Aspek kehidupan masyarakat ada beberapa hal, seperti sistem
kepercayaan, ritual, norma, tingkah laku, budaya dan lain-lain. Aspek tersebut
biasanya tak pernah lepas dari pengaruh agama pada suatu masyarakat dari satu
agama, yang dijadikan standarisasi nilai-nilai sosial di masyarakat dan
berfungsi memberikan inspirasi dalam perkembangan sosial kemasyarakatan.
Sesuai dengan urgensi agama di masyarakat, dalam rangka mengembangkan
dan melestarikan budaya Islam yang sudah ada, maka masyarakat Islam
menyelenggarakan pendidikan agama Islam. Di samping merupakan kebutuhan sosial,
secara psikologis, agama juga dibutuhkan setiap individu. Peran agama secara
psikologis, antara lain sebagai dukungan psikologis dalam menghadapi percobaan
dan kegoncangan hidup, menstabilkan jiwa, memberikan ketenangan, kebahagiaan,
dan lain-lain. Karena itu secara psikologis, pendidikan agama Islam mempunyai
eksistensi yang sangat penting.[15]
Dengan mengingat dan mendekatkan diri kepada Allah SWT, maka manusia
akan merasa tenang dan tentram. Oleh karena itu bagi orang muslim perlu adanya
Pendidikan Agama Islam (PAI). Dengan tujuan untuk memberikan bimbingan, arahan,
pengajaran bagi setiap orang muslim agar dapat beribadah dan mengabdi kepada
Allah SWT, serta dapat hidup secara benar dan sesuai dengan ajaran Islam.[16]
3.
Tujuan dan Fungsi Pendidikan Agama Islam
a.
Tujuan Pendidikan Agama Islam
Tujuan Pendidikan Agama Islam (PAI) yaitu sasaran yang akan dicapai
oleh seseorang atau sekelompok orang setelah dilakukan Pendidikan Agama Islam
(PAI).
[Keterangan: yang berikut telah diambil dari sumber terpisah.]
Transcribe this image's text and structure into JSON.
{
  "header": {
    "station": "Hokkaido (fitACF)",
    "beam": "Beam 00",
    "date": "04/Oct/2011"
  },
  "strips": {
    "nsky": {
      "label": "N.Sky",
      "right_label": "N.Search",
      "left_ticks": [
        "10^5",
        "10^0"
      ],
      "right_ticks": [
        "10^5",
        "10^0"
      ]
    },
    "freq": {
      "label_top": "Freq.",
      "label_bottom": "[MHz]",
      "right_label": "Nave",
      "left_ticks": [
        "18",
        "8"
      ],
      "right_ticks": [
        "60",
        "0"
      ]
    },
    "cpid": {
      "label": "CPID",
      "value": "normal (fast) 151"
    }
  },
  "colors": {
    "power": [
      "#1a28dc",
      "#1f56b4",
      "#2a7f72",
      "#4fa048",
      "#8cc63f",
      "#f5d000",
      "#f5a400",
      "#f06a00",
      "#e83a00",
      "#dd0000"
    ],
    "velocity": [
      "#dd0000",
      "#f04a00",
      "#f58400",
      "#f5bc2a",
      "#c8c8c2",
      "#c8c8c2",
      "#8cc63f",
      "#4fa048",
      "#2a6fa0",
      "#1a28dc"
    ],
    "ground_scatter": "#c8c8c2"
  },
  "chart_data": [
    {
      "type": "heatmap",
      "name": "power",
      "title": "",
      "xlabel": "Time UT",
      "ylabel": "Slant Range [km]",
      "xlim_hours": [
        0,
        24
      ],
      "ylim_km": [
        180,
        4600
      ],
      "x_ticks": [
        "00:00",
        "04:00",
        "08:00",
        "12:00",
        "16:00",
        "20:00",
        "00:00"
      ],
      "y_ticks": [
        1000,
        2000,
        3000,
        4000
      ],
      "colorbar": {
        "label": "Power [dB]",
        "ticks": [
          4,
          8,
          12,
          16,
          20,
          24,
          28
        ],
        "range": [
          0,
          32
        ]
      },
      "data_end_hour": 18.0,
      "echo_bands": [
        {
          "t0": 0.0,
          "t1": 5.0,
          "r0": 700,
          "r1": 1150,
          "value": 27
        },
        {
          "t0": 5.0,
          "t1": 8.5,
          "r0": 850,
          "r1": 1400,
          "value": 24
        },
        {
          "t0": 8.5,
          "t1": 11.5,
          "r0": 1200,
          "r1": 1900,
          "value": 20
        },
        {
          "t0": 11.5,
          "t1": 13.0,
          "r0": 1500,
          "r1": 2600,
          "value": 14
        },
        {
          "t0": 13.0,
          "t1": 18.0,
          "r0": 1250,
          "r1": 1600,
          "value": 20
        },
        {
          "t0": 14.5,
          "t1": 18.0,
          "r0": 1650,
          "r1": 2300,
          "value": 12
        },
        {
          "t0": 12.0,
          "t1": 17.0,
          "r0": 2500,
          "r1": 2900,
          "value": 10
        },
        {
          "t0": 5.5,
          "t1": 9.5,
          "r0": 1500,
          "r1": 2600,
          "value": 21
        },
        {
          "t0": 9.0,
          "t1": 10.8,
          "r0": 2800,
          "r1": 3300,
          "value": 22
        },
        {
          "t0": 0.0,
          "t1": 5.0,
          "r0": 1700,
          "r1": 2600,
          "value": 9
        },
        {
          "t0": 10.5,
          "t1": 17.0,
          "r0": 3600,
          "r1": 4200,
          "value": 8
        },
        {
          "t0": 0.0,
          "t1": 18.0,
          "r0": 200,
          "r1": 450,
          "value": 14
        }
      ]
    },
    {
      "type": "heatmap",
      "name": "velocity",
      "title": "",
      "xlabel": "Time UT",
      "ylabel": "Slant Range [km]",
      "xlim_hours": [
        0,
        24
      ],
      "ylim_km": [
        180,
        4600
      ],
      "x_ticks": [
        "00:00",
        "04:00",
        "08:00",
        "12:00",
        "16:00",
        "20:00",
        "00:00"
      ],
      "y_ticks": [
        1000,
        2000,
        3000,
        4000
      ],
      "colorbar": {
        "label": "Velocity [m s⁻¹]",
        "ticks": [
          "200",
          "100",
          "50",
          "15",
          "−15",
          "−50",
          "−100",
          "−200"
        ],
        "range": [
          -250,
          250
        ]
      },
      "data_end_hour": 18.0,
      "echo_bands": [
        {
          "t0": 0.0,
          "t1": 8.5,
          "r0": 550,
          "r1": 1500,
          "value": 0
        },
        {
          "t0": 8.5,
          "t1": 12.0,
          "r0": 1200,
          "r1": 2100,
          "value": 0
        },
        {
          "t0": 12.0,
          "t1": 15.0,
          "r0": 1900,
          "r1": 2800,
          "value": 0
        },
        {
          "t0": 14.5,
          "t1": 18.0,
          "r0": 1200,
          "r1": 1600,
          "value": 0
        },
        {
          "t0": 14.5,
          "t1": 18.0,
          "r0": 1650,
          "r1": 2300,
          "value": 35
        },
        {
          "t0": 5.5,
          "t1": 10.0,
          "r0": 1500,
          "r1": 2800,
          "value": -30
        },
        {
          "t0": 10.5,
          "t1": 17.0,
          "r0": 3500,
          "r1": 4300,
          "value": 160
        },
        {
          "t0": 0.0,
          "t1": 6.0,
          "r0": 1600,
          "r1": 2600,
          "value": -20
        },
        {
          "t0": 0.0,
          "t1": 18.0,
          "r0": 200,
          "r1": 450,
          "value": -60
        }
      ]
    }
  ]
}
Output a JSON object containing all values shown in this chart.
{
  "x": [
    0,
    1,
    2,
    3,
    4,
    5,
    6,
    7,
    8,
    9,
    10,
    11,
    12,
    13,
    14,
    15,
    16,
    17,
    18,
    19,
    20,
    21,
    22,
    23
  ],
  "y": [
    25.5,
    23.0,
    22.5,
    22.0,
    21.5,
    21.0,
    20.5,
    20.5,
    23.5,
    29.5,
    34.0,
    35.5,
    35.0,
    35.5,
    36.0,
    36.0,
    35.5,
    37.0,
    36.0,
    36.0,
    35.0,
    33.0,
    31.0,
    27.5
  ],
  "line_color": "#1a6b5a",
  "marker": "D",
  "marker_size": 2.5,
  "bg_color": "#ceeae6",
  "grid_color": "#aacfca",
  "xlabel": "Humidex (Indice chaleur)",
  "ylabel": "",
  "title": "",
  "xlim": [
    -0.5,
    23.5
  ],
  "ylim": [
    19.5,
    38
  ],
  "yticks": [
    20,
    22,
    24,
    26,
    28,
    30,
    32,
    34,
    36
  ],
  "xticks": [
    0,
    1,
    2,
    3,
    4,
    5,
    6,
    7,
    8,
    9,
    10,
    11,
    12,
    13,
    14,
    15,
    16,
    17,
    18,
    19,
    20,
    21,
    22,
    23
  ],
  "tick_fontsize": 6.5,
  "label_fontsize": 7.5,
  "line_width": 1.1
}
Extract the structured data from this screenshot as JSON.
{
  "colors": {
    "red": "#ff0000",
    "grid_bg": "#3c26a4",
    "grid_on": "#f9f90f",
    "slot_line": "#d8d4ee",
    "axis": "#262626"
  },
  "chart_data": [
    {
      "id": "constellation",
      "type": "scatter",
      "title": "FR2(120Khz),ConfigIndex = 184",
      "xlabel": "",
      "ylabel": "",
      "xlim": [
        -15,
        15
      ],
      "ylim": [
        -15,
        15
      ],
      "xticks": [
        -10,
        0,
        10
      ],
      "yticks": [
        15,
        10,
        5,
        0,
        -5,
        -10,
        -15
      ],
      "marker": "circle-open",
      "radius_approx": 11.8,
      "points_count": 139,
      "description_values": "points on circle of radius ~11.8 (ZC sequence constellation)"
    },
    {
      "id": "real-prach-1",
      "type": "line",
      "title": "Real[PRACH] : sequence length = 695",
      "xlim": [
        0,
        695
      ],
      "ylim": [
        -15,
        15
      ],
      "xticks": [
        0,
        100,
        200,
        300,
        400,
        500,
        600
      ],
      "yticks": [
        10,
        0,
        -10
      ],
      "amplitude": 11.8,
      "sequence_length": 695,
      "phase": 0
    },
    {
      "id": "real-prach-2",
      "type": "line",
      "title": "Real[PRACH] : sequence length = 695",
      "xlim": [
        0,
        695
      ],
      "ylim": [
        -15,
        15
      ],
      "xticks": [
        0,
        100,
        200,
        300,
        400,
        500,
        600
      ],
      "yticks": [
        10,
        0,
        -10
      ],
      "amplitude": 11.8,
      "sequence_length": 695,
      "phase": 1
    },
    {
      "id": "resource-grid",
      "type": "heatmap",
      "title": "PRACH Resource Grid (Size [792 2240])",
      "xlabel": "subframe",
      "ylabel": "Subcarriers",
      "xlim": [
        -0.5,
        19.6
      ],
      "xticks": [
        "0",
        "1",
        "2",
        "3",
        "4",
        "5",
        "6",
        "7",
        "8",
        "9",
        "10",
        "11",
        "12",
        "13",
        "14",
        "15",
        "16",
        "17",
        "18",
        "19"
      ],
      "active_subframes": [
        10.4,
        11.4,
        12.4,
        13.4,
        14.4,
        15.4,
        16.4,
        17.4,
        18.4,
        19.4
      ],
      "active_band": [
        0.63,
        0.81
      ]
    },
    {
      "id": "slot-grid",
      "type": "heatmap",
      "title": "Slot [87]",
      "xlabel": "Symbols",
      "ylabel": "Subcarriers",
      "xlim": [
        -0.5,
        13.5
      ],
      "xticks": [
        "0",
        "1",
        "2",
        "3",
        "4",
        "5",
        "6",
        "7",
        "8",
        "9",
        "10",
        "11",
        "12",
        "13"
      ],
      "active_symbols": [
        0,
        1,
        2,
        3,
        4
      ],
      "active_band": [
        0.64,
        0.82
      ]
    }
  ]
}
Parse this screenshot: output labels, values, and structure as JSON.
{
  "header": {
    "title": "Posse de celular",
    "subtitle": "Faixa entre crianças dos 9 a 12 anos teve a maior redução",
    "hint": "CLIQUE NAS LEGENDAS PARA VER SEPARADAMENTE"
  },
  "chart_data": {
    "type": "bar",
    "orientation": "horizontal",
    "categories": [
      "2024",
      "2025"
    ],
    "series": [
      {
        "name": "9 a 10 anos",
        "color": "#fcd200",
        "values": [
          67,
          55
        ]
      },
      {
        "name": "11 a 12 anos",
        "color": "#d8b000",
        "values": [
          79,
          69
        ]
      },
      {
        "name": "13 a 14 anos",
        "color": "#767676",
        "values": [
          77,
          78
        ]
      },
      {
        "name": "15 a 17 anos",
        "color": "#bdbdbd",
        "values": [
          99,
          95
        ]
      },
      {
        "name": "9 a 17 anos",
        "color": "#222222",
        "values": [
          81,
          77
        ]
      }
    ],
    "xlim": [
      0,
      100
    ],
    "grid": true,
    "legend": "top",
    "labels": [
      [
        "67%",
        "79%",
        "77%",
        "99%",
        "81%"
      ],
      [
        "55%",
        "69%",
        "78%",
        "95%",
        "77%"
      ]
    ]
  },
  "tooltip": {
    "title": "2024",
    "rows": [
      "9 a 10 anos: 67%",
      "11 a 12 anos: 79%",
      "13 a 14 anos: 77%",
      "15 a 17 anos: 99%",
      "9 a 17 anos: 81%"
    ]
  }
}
Sasaran yang akan dicapai dalam Pendidikan Agama Islam (PAI) ialah
adanya perubahan yang diingini, yang diusahakan oleh proses pendidikan atau
usaha pendidikan untuk mencapainya, baik pada tingkah laku individu dan pada
kehidupan pribadinya atau pada kehidupan masyarakat dan pada alam sekitar atau
pada proses pendidikan itu sendiri.[17]
Tujuan Pendidikan Agama Islam (PAI) secara garis besar ialah untuk
meningkatkan keimanan, pemahaman, penghayatan dan pengamalan siswa tentang
ajaran agama Islam sehingga menjadi manusia muslim yang beriman dan bertaqwa
kepada Allah SWT, serta berakhlaq mulia dalam kehidupan pribadi, bermasyarakat,
berbangsa dan bernegara. Sebagaimana Firman Allah yang berbunyi :
ياايهاالذين أمنوا اتقوالله حق تقته ولا
تموتن الا وانتم مسلمون. (ال عمران : 102)
Artinya : Hai
orang-orang yang beriman, bertaqwalah kepada Allah dengan sebenar-benar taqwa
kepada-Nya; dan janganlah sekali-kali kamu mati melainkan dalam keadaan beragama
Islam. (QS. Ali Imron : 102)[18]
Secara lebih terperinci Omar Muhammad El-Toumi Al-Syaibani
menyebutkan beberapa tujuan pendidikan agama Islam dan akhlak, antara lain :
1)
Memperkenalkan kepada generasi muda akan akidah Islam, dasar-dasarnya,
asal-usul ibadat, cara-cara melaksanakan dengan betul dan membiasakan dengan
mereka, mematuhi dengan akidah-akidah agama, menjalankan serta menghormati
syiar-syiar agama.
2)
Menumbuhkan kesadaran yang betul
pada diri peserta didik terhadap agama termasuk prinsip-prinsip dan
dasar-dasar akhlaq yang mulia.
3)
Menanamkan rasa cinta penghargaan kepada Al-Qur’an, berhubungan
dengannya, membacanya dengan baik dan mengamalkan ajarannya.
4)
Menanamkan iman yang kuat kepada Allah SWT pada diri mereka, menguatkan
perasaan agama dan menyuburkan hati mereka dengan kecintaan, dzikir, taqwa,
serta takut kepada Allah SWT.
5)
Membersihkan hati mereka dari dengki, hasad, iri hati, benci,
kekerasan, kedzaliman, pengkhianatan dan perselisihan.[19]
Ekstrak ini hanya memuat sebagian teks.